/dbsql-rest-api

Databricks SQL Execution Statement API

Primary LanguageJavaScriptOtherNOASSERTION

DBSQL REST API

This repository includes code samples that use the DBSQL REST API.

The Spreadsheet application

To setup the Spreadsheet application follow these steps:

  1. Create a new Google Spreadsheet file called Orders.

  2. Inside, create a sheet called Orders.

  3. Navigate to Extensions -> Apps Script and rename the script to Orders.

  4. In the Apps Script editor, create four files with the names and content of the files located in the spreadsheet folder: Interface.gs, DBSQL.gs, sidebar.html, and info.html.

  5. Inside the DBSQL.gs file, provide the connectivity parameters for the Databricks server: HOST, WAREHOUSE_ID, and AUTH_TOKEN.

  6. Save the files.

  7. Go back to your Spreadsheet and refresh it.

  8. You will now get a Managed Orders menu next to the Extensions menu.
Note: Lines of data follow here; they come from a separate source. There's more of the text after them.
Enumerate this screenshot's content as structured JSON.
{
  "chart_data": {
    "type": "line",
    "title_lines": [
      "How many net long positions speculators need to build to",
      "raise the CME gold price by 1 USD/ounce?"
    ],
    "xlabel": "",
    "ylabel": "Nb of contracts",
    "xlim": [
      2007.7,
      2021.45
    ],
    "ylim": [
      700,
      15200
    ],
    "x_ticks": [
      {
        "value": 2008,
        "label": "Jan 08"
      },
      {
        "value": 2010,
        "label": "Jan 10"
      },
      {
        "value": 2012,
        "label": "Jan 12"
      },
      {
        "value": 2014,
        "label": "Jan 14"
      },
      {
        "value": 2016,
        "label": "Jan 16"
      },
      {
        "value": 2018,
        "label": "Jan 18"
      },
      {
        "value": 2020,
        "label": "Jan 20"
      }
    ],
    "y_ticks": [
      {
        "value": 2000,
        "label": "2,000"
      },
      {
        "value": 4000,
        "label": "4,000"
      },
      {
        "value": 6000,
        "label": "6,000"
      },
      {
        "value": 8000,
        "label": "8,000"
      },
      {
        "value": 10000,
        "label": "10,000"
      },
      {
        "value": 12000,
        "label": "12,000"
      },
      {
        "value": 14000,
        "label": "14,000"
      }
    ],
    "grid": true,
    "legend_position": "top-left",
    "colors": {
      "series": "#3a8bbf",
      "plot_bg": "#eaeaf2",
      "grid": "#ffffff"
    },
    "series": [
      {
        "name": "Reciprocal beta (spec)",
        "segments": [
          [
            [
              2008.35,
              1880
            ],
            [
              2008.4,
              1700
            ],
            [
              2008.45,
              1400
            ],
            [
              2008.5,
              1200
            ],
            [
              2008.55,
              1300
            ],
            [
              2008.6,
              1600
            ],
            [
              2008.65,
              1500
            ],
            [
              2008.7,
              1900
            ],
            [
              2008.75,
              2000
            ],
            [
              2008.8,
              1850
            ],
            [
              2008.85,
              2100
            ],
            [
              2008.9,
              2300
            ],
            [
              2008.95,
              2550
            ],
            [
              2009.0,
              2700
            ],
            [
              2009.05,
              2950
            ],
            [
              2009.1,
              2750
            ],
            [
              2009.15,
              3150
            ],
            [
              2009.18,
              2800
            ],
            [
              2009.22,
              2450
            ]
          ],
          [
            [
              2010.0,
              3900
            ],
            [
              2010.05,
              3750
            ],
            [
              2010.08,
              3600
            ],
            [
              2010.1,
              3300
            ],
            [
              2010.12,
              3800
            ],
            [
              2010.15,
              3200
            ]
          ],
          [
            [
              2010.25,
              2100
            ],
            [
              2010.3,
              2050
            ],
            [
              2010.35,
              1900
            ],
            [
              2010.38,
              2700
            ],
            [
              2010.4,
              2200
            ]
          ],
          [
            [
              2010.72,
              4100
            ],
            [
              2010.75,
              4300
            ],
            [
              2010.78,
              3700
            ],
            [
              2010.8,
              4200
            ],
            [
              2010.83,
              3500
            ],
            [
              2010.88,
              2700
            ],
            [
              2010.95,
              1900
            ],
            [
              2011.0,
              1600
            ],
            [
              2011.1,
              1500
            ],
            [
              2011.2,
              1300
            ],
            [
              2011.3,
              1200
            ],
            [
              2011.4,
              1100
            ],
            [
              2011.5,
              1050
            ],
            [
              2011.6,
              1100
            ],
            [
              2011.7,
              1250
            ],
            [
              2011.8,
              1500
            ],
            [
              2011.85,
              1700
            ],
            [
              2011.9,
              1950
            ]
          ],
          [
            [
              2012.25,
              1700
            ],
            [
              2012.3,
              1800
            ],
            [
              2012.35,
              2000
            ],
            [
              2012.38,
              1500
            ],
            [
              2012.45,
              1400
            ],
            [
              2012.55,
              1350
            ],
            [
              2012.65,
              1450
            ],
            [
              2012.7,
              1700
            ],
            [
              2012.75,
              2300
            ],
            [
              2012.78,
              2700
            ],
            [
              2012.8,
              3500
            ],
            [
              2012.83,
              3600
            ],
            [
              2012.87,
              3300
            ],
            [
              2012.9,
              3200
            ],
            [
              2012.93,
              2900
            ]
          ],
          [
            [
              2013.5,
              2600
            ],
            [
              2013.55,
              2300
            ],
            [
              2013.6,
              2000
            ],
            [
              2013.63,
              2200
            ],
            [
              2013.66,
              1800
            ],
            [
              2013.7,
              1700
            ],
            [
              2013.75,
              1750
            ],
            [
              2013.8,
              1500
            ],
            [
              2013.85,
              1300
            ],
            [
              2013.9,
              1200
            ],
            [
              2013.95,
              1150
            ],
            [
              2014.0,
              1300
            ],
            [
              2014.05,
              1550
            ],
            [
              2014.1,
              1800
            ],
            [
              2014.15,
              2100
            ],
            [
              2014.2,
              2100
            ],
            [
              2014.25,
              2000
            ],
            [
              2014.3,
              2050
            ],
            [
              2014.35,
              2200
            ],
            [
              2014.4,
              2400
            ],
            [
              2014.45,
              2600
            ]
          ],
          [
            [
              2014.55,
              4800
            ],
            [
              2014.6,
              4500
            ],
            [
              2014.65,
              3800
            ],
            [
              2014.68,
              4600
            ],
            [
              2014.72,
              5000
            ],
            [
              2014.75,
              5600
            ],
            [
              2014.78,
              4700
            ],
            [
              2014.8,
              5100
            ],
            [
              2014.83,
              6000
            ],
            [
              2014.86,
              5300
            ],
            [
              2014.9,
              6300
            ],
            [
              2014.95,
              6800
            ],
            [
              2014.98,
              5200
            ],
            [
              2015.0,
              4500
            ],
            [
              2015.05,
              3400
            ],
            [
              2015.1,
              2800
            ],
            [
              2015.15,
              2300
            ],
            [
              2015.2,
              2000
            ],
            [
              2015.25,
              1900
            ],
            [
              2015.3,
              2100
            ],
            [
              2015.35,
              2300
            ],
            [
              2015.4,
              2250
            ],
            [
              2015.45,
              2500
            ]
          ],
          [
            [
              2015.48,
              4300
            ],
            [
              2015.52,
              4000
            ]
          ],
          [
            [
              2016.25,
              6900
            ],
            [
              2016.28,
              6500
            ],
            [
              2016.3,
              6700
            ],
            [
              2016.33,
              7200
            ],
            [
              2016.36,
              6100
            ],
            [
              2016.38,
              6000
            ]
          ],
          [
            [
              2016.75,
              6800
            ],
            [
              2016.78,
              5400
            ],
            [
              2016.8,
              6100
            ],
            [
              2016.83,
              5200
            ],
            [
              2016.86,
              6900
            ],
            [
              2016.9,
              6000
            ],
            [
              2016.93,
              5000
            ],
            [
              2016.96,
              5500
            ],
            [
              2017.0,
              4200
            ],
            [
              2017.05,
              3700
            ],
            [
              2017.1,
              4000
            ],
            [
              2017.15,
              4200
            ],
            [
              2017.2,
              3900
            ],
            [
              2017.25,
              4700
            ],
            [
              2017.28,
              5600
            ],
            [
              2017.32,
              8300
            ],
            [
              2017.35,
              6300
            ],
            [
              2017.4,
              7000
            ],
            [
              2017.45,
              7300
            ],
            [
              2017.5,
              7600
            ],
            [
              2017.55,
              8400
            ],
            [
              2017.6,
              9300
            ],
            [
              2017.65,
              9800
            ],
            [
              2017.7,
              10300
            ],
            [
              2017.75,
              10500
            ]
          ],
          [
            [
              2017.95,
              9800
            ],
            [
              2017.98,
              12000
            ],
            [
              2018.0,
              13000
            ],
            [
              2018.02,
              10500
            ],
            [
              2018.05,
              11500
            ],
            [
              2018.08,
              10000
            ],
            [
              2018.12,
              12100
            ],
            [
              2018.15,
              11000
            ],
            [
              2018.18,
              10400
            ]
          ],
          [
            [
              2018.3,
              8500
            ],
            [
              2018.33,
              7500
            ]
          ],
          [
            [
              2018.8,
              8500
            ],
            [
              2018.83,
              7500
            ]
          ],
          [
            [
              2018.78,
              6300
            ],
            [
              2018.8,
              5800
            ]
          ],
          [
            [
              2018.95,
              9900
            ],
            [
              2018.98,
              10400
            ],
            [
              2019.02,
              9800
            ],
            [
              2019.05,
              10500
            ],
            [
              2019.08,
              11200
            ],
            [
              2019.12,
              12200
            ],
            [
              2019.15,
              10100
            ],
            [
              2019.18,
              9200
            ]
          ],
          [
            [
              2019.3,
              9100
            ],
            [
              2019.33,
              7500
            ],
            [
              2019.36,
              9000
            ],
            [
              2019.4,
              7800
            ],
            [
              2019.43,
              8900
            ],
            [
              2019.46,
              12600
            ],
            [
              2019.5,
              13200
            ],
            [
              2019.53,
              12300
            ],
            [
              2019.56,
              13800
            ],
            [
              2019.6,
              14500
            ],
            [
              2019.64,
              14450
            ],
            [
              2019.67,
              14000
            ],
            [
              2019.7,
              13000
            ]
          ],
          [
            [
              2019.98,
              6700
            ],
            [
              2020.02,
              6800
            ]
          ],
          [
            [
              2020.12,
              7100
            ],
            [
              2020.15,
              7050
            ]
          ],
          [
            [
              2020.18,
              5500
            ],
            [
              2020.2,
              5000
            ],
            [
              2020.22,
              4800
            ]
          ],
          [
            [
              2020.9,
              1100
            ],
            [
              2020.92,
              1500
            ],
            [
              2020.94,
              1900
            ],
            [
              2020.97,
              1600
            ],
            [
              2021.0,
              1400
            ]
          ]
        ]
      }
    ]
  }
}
  9. Select Managed Orders -> Show Monthly Orders and accept the authorization request.

  10. To configure the permissions in your sheet, select Project Settings -> Show appscript.json manifest file in editor.

  11. This will show a new file in the App Script workspace where you can edit the grants. See more details.

  12. You are now all set. Run the predefined queries using the entries in the Managed Orders menu.

The Postman collection

The Postman collection consists of two json files Databricks Environment.postman_environment.json and Databricks SQL Execution API.postman_collection.json. The former can be used to define environment variables needed to establish connection with the Databricks server: HOST, WAREHOUSE_ID, and AUTH_TOKEN. The latter includes several API requests using the sync and async flows.

To use the Postman collection follow the steps below:

  1. Open Postman, go to My Workspace and click Import to add the two files.

  2. Go to Environments and select Databricks Environment to update the connection parameters. Make sure to save the changes.

  3. Select the Databricks Enviroment from the environment selector.

  4. Run one of the API requests for executing statements.

  5. Use the GET requests to poll for status and fetch chunks.

External links with Python

The Python script executes a statement in asynchronous mode with disposition and format set to EXTERNAL_LINKS and ARROW_STREAM, respectively. Then, it retrieves each chunk using the presigned URL, deserializes the Arrow bytes and converts the result into a pandas DataFrame.